Hahn war auch dabei, als Leo Kirch 2008 noch mal den ganz großen Coup
gelandet zu haben schien: 2007 meldete Kirchs Firma Sirius, sie sei mit der
deutschen Fußball-Liga handelseinig und werde ab 2009 exklusiv die
TV-Rechte an der Fußball-Bundesliga vermarkten. Diesmal war es das
Bundeskartellamt, das die Zentralvermarktung der Liga generell in Frage
stellte und so beide Seiten zwang, den Deal wieder abzublasen. "Ich habe
weniger Gutes getan als Schlechtes verhindert. Ich will die totale
Niveaulosigkeit so lange wie möglich blockieren", hatte Leo Kirch in einem
seiner spärlichen Interviews gesagt - da war er 75.
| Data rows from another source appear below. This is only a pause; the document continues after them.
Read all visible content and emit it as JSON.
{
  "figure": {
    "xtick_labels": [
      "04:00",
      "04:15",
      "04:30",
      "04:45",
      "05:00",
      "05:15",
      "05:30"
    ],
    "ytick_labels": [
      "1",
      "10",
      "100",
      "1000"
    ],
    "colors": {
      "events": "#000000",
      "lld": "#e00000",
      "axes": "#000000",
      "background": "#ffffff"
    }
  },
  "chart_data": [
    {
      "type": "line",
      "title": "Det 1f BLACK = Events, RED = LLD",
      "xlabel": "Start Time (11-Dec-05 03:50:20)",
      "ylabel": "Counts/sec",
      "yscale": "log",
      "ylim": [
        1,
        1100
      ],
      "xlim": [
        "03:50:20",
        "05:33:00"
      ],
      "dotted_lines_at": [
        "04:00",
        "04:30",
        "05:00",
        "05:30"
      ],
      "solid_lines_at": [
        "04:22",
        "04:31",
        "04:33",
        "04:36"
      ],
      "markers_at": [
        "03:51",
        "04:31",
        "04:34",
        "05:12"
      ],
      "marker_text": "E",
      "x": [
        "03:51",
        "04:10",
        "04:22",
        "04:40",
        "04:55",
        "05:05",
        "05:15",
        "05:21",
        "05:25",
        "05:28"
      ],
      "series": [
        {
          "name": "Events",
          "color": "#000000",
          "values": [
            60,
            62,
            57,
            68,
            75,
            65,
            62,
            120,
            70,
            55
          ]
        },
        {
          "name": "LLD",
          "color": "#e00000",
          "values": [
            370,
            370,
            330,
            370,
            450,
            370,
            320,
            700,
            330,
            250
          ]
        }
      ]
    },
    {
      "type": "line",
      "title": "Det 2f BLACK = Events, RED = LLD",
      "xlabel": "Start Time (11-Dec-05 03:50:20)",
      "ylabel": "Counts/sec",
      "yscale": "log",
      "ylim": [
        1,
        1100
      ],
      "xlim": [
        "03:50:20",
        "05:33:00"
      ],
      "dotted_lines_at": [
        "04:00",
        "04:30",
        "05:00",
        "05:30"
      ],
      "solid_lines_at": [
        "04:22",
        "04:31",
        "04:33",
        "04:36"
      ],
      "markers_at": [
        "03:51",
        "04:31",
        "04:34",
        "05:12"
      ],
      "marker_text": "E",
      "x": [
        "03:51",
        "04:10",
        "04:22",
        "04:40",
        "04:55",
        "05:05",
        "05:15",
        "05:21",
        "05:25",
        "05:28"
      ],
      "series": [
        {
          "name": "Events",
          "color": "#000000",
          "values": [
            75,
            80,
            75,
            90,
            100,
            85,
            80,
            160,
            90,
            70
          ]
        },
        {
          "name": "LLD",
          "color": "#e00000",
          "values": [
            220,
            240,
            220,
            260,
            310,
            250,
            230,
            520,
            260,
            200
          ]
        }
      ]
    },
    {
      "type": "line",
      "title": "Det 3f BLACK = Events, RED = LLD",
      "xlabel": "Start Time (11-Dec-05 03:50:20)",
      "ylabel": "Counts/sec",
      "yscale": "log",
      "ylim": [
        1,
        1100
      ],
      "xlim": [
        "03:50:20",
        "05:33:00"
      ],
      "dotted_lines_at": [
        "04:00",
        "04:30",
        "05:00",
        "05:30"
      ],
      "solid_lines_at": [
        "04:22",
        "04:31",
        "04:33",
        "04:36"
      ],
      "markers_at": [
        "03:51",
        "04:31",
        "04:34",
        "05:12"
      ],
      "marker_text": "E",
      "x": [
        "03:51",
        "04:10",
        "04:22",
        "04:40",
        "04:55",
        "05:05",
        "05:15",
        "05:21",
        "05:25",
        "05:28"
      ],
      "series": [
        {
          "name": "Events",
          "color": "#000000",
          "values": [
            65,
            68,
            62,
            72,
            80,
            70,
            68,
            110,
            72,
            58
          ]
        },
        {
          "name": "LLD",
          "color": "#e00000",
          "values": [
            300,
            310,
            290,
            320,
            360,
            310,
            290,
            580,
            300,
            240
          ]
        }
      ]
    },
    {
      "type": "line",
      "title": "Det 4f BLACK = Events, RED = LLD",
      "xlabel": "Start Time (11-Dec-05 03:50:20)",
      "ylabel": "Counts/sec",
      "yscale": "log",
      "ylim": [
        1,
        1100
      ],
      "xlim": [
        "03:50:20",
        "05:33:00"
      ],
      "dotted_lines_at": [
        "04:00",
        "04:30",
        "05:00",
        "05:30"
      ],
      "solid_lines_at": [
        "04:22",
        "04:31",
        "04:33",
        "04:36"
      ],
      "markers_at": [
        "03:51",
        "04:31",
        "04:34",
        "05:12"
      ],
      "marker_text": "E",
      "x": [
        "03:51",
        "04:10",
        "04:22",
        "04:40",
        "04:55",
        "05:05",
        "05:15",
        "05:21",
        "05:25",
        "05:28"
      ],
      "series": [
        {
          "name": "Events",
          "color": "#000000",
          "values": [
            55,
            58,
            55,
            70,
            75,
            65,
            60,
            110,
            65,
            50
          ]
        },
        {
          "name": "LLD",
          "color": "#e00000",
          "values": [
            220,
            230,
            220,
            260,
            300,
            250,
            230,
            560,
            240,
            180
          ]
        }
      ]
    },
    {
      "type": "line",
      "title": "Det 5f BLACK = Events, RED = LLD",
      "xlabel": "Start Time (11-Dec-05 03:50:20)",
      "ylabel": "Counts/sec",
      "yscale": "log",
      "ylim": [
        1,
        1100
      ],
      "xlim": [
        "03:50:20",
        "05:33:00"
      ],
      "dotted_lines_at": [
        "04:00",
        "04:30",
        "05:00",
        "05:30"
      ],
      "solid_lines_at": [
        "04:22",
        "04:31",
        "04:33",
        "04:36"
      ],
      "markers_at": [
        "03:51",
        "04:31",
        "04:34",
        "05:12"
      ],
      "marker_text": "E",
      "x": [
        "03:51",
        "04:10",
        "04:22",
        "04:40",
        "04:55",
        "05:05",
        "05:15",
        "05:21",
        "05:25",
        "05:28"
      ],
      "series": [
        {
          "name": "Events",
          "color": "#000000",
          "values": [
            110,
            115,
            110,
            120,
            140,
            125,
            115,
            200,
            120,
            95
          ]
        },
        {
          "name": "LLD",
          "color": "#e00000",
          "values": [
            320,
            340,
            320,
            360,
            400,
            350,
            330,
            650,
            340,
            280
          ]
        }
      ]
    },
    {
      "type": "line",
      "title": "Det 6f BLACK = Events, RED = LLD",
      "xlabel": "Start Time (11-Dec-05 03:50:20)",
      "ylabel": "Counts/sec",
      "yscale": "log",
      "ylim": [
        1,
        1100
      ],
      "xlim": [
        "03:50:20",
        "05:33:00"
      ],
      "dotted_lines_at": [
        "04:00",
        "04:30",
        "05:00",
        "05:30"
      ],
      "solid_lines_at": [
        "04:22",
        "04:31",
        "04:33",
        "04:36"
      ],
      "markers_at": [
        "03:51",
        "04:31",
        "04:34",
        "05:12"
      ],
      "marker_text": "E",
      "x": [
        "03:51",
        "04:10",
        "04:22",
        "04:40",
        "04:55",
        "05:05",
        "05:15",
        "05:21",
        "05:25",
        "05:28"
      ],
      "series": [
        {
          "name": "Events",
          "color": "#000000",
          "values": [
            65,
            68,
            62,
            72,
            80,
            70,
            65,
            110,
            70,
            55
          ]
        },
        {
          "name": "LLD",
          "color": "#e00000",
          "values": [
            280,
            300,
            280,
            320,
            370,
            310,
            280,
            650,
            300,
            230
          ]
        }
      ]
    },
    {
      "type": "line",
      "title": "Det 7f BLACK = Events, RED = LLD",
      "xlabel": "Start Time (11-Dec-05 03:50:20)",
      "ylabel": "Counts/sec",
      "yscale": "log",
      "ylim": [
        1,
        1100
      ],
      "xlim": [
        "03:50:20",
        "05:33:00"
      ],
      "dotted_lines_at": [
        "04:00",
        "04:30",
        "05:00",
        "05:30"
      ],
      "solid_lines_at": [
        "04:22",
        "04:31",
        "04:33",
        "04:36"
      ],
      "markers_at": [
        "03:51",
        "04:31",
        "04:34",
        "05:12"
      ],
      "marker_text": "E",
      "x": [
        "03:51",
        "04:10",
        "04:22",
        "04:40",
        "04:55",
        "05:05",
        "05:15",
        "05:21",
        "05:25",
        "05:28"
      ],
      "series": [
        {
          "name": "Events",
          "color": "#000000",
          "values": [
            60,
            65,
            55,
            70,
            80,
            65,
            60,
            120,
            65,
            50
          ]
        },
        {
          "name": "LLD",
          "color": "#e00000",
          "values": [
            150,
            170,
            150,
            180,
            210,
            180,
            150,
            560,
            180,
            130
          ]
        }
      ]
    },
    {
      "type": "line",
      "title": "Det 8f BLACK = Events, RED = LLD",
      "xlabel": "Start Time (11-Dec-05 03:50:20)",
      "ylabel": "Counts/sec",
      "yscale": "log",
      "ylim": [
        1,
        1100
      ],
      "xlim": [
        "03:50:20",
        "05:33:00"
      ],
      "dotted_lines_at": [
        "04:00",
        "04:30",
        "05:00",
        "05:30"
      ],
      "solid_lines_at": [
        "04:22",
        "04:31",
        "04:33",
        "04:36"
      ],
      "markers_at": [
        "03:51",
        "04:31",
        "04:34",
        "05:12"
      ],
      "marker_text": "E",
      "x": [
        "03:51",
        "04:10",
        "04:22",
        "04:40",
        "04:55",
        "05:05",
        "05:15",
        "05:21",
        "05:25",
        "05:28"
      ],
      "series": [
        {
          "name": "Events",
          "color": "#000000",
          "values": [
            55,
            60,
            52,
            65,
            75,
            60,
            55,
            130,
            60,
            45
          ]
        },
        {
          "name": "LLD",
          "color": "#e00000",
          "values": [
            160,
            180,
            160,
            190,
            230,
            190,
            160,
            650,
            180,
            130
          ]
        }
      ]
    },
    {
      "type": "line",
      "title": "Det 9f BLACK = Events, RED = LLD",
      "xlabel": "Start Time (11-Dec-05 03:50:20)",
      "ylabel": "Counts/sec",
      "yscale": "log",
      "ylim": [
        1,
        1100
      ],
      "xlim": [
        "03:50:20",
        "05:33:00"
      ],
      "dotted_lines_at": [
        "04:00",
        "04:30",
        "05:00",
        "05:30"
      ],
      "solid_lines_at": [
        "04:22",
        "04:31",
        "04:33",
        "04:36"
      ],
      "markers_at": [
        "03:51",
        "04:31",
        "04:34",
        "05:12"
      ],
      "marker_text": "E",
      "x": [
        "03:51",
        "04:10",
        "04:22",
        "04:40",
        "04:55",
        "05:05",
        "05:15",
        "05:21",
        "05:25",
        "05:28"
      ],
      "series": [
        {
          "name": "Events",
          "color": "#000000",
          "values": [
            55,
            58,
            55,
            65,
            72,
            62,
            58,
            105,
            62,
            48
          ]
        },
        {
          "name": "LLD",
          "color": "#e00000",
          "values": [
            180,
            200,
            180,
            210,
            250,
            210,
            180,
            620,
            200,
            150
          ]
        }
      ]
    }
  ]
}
## Der Mensch Kirch fast immer unsichtbar
Nicht alle Privatfernseh-Zuschauer mögen ihm hier zustimmen. Leo Kirch war
in der Öffentlichkeit wie sein angelsächsisches Pendant Rupert Murdoch
immer höchst ungeliebt. Doch unter Leo Kirch war Sat.1 noch einer der
innovativsten Sender hierzulande - und meilenweit vom heutigen
Excel-Tabellen-Fernsehen entfernt. Der Mensch Leo Kirch blieb bei all
diesem Medienzirkus fast immer unsichtbar: Dass ihn in der weiteren
Öffentlichkeit kaum jemand erkannte und er so gut wie nie öffentlich
auftrat, war ein Markenzeichen dieses Unternehmers, der früher höchstens
durch eigenwillig geföhnte Frisuren auf den wenigen Fotos bestach, die von
ihm im Umlauf waren.
Legendär sind die Berichte von Kirch-Mitarbeitern, die noch mitten in der
sich abzeichnenden Pleite seine Ansprache und Fürsorge rühmten. Was sie
nicht davon abhielt, bisweilen selbst den eigenen Chef nicht zu erkennen:
Als im 1998 ProSieben seinen zehnten Geburtstag feierte, gab sich auch Leo
Kirch die Ehre. Gegen 23 Uhr verlangte er nach einem Taxi. Doch das
gestaltete sich schwierig: Schließlich hatte schon die Einladungskarte
unmissverständlich auf den obligatorischen Shuttlebus verwiesen.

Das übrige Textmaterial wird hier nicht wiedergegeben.